The underdiagnosis remains severe. Roughly 70 percent of women do not receive a diagnosis until they attempt pregnancy, by which point fertility complications have often already begun. Early diagnosis with proper systemic treatment prevents these cascades. Women can achieve the family size they desire, avoid late pregnancies, and sidestep the complications that now devastate so many. The renamed syndrome is a beginning—a signal that the entire system, not just the label, requires repair.

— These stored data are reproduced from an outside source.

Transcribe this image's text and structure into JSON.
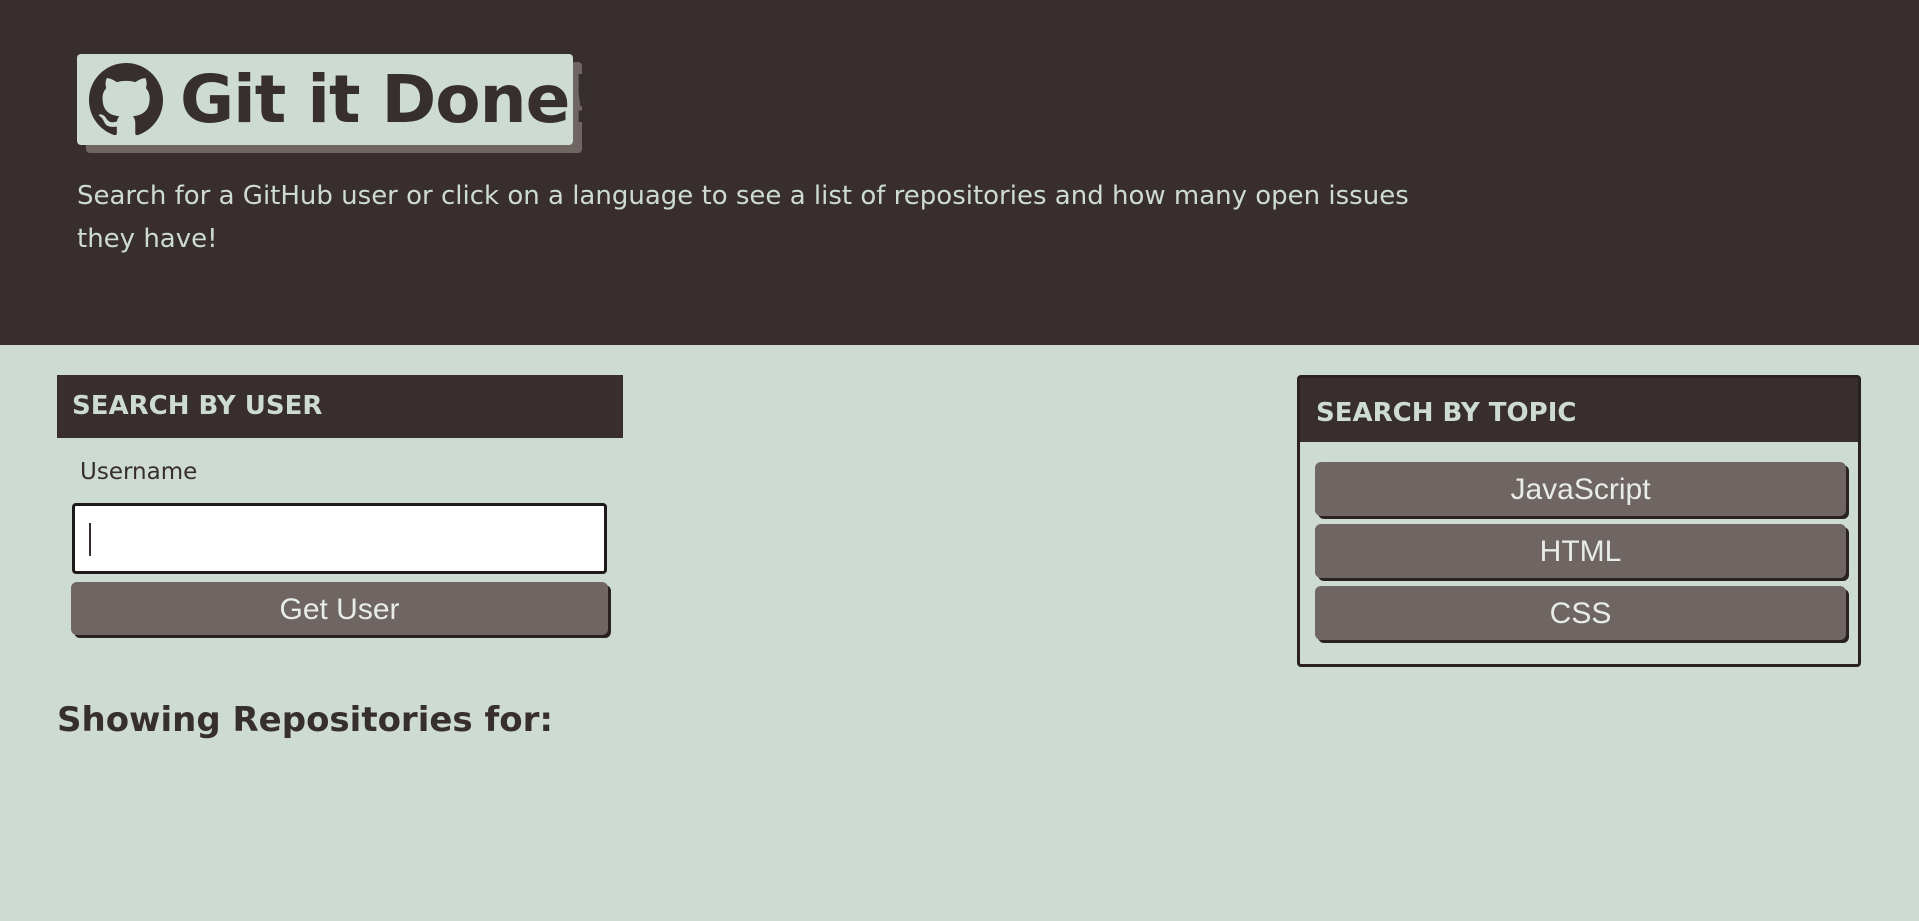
{
  "header": {
    "title": "Git it Done!",
    "logo_icon": "github-octocat-icon",
    "subtitle": "Search for a GitHub user or click on a language to see a list of repositories and how many open issues they have!"
  },
  "user_search": {
    "heading": "SEARCH BY USER",
    "username_label": "Username",
    "username_value": "",
    "submit_label": "Get User"
  },
  "topic_search": {
    "heading": "SEARCH BY TOPIC",
    "languages": [
      "JavaScript",
      "HTML",
      "CSS"
    ]
  },
  "results": {
    "heading": "Showing Repositories for:"
  },
  "colors": {
    "dark": "#382e2e",
    "light": "#cddbd2",
    "button": "#6f6563"
  }
}
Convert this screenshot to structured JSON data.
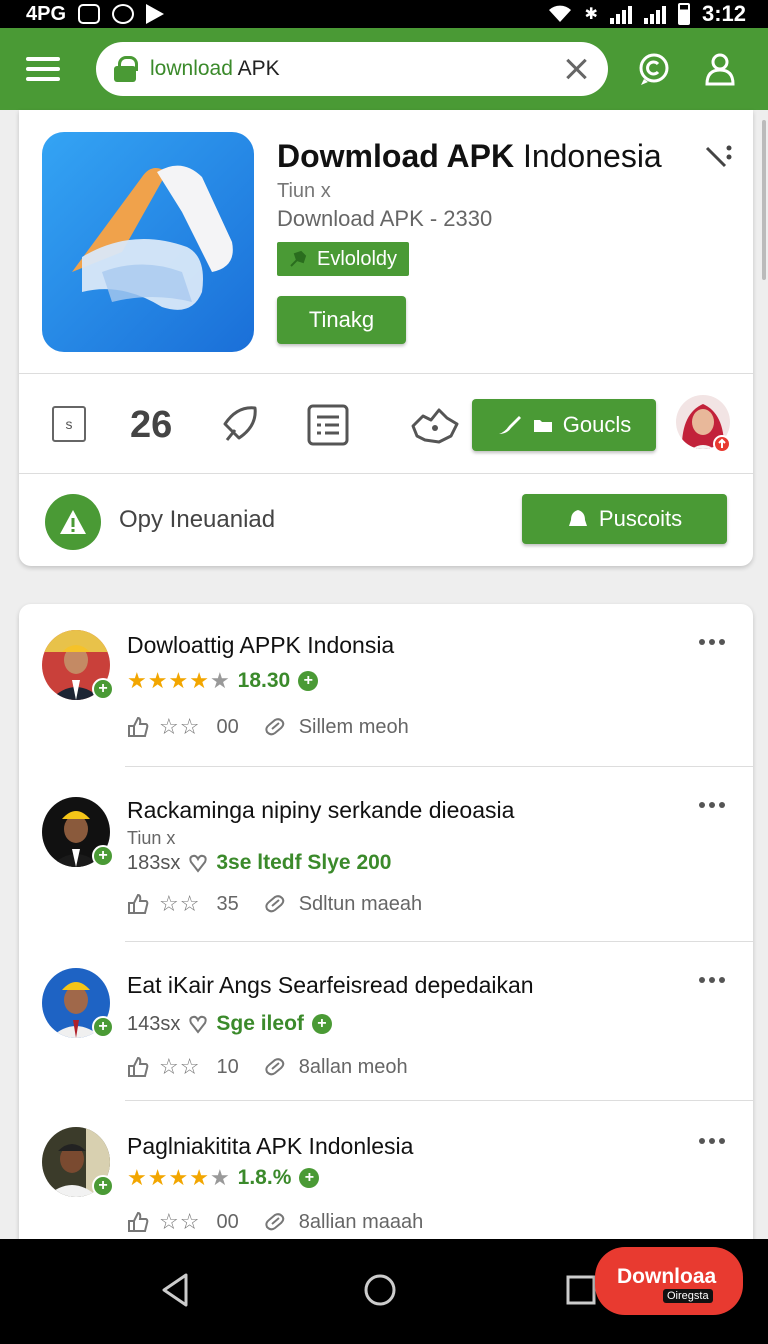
{
  "status_bar": {
    "network": "4PG",
    "time": "3:12"
  },
  "search": {
    "prefix": "lownload",
    "suffix": " APK"
  },
  "app": {
    "title_bold": "Dowmload APK",
    "title_light": " Indonesia",
    "subtitle1": "Tiun x",
    "subtitle2": "Download APK - 2330",
    "tag_label": "Evlololdy",
    "primary_button": "Tinakg"
  },
  "stats": {
    "box_label": "s",
    "count": "26",
    "action_button": "Goucls"
  },
  "warning": {
    "text": "Opy Ineuaniad",
    "button": "Puscoits"
  },
  "feed": [
    {
      "title": "Dowloattig APPK Indonsia",
      "rating": 4,
      "meta_value": "18.30",
      "action_count": "00",
      "action_text": "Sillem meoh"
    },
    {
      "title": "Rackaminga nipiny serkande dieoasia",
      "sub": "Tiun x",
      "meta_count": "183sx",
      "meta_value": "3se ltedf Slye 200",
      "action_count": "35",
      "action_text": "Sdltun maeah"
    },
    {
      "title": "Eat iKair Angs Searfeisread depedaikan",
      "meta_count": "143sx",
      "meta_value": "Sge ileof",
      "action_count": "10",
      "action_text": "8allan meoh"
    },
    {
      "title": "Paglniakitita APK Indonlesia",
      "rating": 4,
      "meta_value": "1.8.%",
      "action_count": "00",
      "action_text": "8allian maaah"
    }
  ],
  "fab": {
    "label": "Downloaa",
    "sub": "Oiregsta"
  },
  "colors": {
    "brand_green": "#4a9a35",
    "fab_red": "#e83a30",
    "star": "#f2a600"
  }
}
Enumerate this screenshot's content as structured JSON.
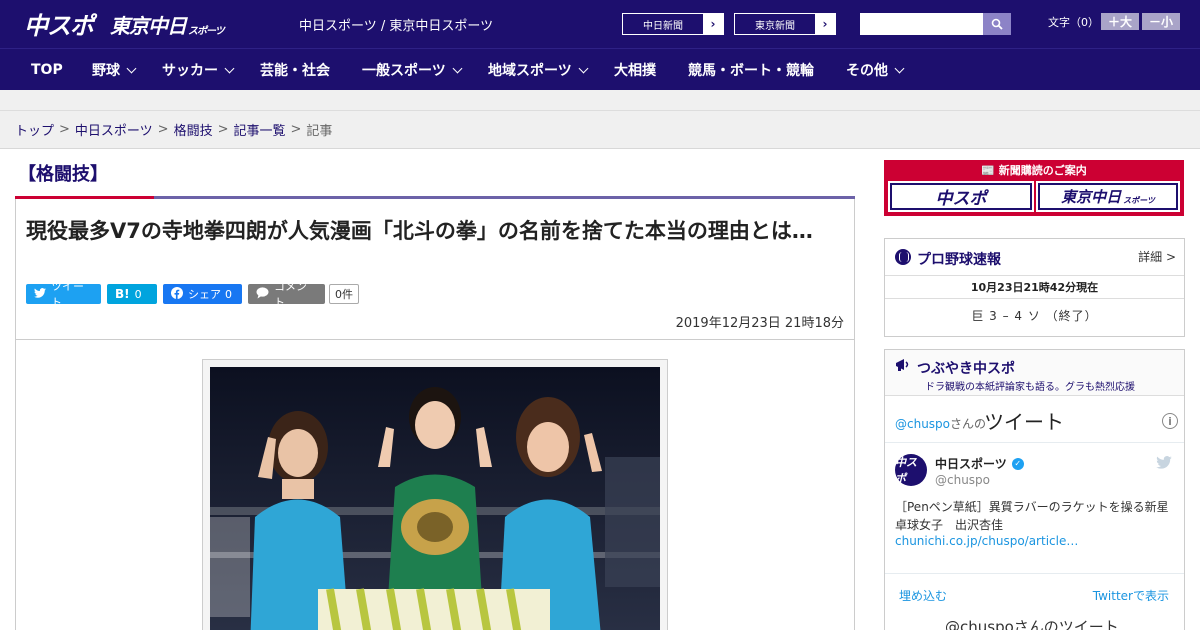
{
  "header": {
    "logo_primary": "中スポ",
    "logo_secondary": "東京中日",
    "logo_secondary_small": "スポーツ",
    "site_title": "中日スポーツ / 東京中日スポーツ",
    "paper_links": [
      {
        "label": "中日新聞"
      },
      {
        "label": "東京新聞"
      }
    ],
    "search_placeholder": "",
    "font_size_label": "文字（0）",
    "font_larger": "＋大",
    "font_smaller": "－小"
  },
  "nav": {
    "items": [
      {
        "label": "TOP"
      },
      {
        "label": "野球"
      },
      {
        "label": "サッカー"
      },
      {
        "label": "芸能・社会"
      },
      {
        "label": "一般スポーツ"
      },
      {
        "label": "地域スポーツ"
      },
      {
        "label": "大相撲"
      },
      {
        "label": "競馬・ボート・競輪"
      },
      {
        "label": "その他"
      }
    ]
  },
  "breadcrumb": {
    "items": [
      "トップ",
      "中日スポーツ",
      "格闘技",
      "記事一覧"
    ],
    "current": "記事"
  },
  "article": {
    "category": "【格闘技】",
    "headline": "現役最多V7の寺地拳四朗が人気漫画「北斗の拳」の名前を捨てた本当の理由とは…",
    "share": {
      "tweet": "ツイート",
      "hatena_icon": "B!",
      "hatena_count": "0",
      "facebook": "シェア",
      "facebook_count": "0",
      "comment": "コメント",
      "comment_count": "0件"
    },
    "date": "2019年12月23日 21時18分"
  },
  "sidebar": {
    "subscription": {
      "title": "新聞購読のご案内",
      "logo_left": "中スポ",
      "logo_right": "東京中日",
      "logo_right_small": "スポーツ"
    },
    "baseball": {
      "title": "プロ野球速報",
      "detail": "詳細 >",
      "as_of": "10月23日21時42分現在",
      "score": "巨 3 – 4 ソ （終了）"
    },
    "tweets": {
      "title": "つぶやき中スポ",
      "subtitle": "ドラ観戦の本紙評論家も語る。グラも熱烈応援",
      "handle": "@chuspo",
      "handle_suffix": "さんの",
      "header_big": "ツイート",
      "tweet": {
        "avatar_text": "中スポ",
        "name": "中日スポーツ",
        "handle": "@chuspo",
        "text": "［Penペン草紙］異質ラバーのラケットを操る新星　卓球女子　出沢杏佳",
        "link": "chunichi.co.jp/chuspo/article…"
      },
      "embed": "埋め込む",
      "view_on_twitter": "Twitterで表示",
      "next_header": "@chuspoさんのツイート"
    }
  },
  "colors": {
    "brand_navy": "#1d0f6e",
    "accent_red": "#cc0033",
    "accent_purple": "#6c62a8"
  }
}
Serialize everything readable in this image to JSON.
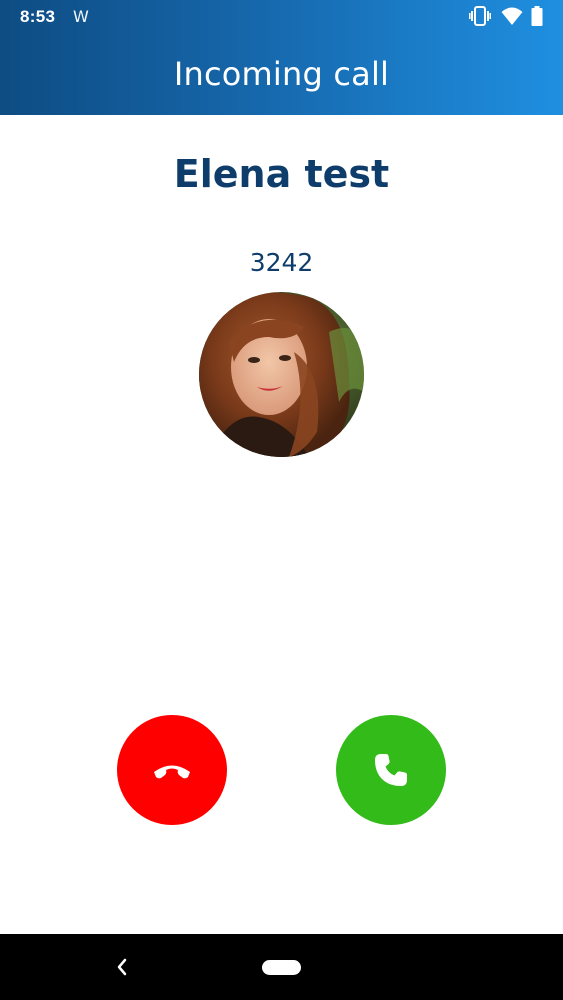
{
  "status_bar": {
    "time": "8:53",
    "notification_icon": "W",
    "icons": [
      "vibrate-icon",
      "wifi-icon",
      "battery-icon"
    ]
  },
  "header": {
    "title": "Incoming call",
    "gradient_colors": [
      "#0e4c83",
      "#1f8fe0"
    ]
  },
  "caller": {
    "name": "Elena test",
    "number": "3242",
    "avatar": "caller-photo"
  },
  "actions": {
    "decline": {
      "icon": "phone-hangup-icon",
      "color": "#ff0000"
    },
    "answer": {
      "icon": "phone-icon",
      "color": "#33bb1a"
    }
  },
  "nav_bar": {
    "icons": [
      "back-icon",
      "home-pill"
    ]
  },
  "colors": {
    "text_primary": "#0e3d6b",
    "background": "#ffffff"
  }
}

The name was incorrect and didn't reflect what the problem actually was—a disruption of our endocrine or hormonal system. Those affected know they don't have an ovarian syndrome. They know their symptoms are broader, but they've been placed in the wrong category and received inadequate care for too long.
— Helena Teede, president of the International Society of Endocrinology
We can't use lifestyle intervention to make people feel guilty. We can't use it without offering systemic and policy support. And we can't suggest it will be a miracle cure for people with significant obesity—medical or surgical therapy is the only way to make a difference now.
— Helena Teede
La Conversación del Hearth Otra perspectiva de la historia
Inventor

Why did it take fourteen years to change a name?

Model

Because this wasn't just about words. You needed obstetrics, gynecology, endocrinology, cardiology, primary care—all these fields that don't normally talk to each other. And you needed the women living with it to have real power in the room, not just be consulted. That takes time.

Inventor

What happens now that the name has changed?

Model

The hard part begins. The name change opens the door, but you still need to reclassify it in health systems, fund research properly, retrain medical schools, and change how doctors think about it. The name alone doesn't fix anything.

Inventor

You mentioned 70 percent misdiagnosis. How does that happen?

Model

Because doctors are looking for an ovarian problem when the real issue is hormonal chaos affecting the whole body. A woman goes to her gynecologist, gets told her ovaries look fine, and leaves thinking she's fine—even though her insulin is dysregulated and her heart risk is climbing.

Inventor

The lifestyle conversation seemed important to you.

Model

It's the thing that infuriates me most. We tell women to eat less and exercise more, as if their bodies are just like everyone else's. But their insulin resistance makes weight loss biochemically harder. Then when they can't lose weight, we blame them. We'd never accept a treatment that works for one in 1,500 people, but we demand that of women.

Inventor

What about the countries where reproductive health carries social stigma?

Model

If you label a woman with a reproductive disorder in a place where her fertility determines her value, you've just harmed her socially—even though the condition is treatable and doesn't prevent pregnancy. That's why we excluded that term, even though it's medically correct.

Inventor

What does early diagnosis actually change?

Model

Everything. If you catch it before pregnancy attempts, you can prevent the complications. You can treat the hormonal imbalance. Women get the family size they want, without the late pregnancies and the medical crises. Right now, most women don't find out until it's already complicated their fertility.